One primary persona of mine is to walk with confidence and appear to be “calm and under control;” the emotions pour out later. In this “mode,” I can hear my father’s mantra to be “calm, cool and collected” reverberating in my cranium. Recently, that persona broke wide the eff open for me. While it’s been an ongoing process of chipping away at this persona, on this particular day I had a very significant breakthrough.
My son was having an escalating series of temper tantrums. My attempt to control the situation and de-escalate it was only causing further … escalation. Based on a recent read of the book, Dark Side of the Light Chasers, by Debbie Ford, I saw where my need to seem in control was a direct result of my feeling that I lacked control. Literally, a light went off in one of the deepest (and darkest?) recesses of my mind. Once I affirmed that I was, indeed, not in control, I surrendered to my higher power and asked for guidance.

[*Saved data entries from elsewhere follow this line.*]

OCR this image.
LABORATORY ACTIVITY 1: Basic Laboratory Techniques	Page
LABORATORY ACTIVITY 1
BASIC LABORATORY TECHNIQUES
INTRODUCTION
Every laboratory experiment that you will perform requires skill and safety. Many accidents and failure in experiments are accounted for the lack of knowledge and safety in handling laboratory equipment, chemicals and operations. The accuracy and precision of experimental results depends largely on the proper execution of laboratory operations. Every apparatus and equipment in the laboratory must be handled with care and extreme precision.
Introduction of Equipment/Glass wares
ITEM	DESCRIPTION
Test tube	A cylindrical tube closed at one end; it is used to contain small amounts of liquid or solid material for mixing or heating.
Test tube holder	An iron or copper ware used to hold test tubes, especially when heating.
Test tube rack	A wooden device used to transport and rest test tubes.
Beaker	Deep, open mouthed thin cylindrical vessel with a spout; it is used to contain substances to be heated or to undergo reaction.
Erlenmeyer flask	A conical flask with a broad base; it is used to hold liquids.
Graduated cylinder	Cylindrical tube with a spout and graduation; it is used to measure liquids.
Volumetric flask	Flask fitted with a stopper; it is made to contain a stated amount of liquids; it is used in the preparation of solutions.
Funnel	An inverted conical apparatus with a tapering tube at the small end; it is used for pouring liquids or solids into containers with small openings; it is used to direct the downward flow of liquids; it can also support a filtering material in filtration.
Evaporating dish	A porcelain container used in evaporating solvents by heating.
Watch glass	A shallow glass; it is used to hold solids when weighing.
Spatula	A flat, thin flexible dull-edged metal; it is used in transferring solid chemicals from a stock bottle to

I spoke to this event in the post Learning to be Secure.
The M.O. from the Past
In trying to prove to myself and to the world that Tiffany had it under control, I hid where I was not under control. Or tried to. I have had an emotional eating addiction for … probably my whole life. This is one of the ways that I both punish myself for my feelings (eating ’til it hurts) and then hide my feelings by stuffing my emotions down, down, down…
In trying to prove to the world that I had it under control, I learned to smile and put on a good game face; well kinda. One practitioner poignantly described me as being “zippered up.” Yet the muscles of my body reveal my guarded and “under control” tendency. Even with regular massages, I have held onto a great deal of tension; more than most.
In trying to prove to the world that I had it under control, I would attempt to control myself, my environment and … even those in it. Wow! That last one is a challenge to admit. Yet, as a physical therapist I develop (and control) treatment plans everyday. What a great profession to be in for someone who secretly wants to control everything and everyone… understand, I believed it was an act of self-preservation, not mind-control.
Where & why the control most likely started
This control is not so much about power for the sake of power, it’s more about my feeling safe. As a child, I was in situations where I was abused by “trusting” adults who manipulated and controlled me. From this, I believed that my body was not safe, that I had to control others – and myself – to be safe. From this abuse, I also didn’t believe I could trust people; especially those who were meant to protect me. Further more, I felt effing powerless, and hence the cycle starts over, feeding into itself. So for me, being in control has meant that it was harder for someone else to harm me.
Back to the Breakthrough
Yet on this fateful day, I chose differently. In recognizing my lack of control and giving up control to my higher power, I received greater clarity in everyday things. This has helped me to make wiser choices. The irony! Instead of being ruled by my fear of loss of control, I’m seeing that I have little control outside of my own choices, and now my choices are more clear, thus giving me …. more control! Yet in a different way, in that the control factor is no longer based in fear.
It is my hope that in sharing, you will find a greater understanding about yourself or perhaps a “control freak” that is in your life. The more we can understand and have compassion, the less turbulence we each create in our world.
May we each find a greater sense of peace in better understanding ourselves and others.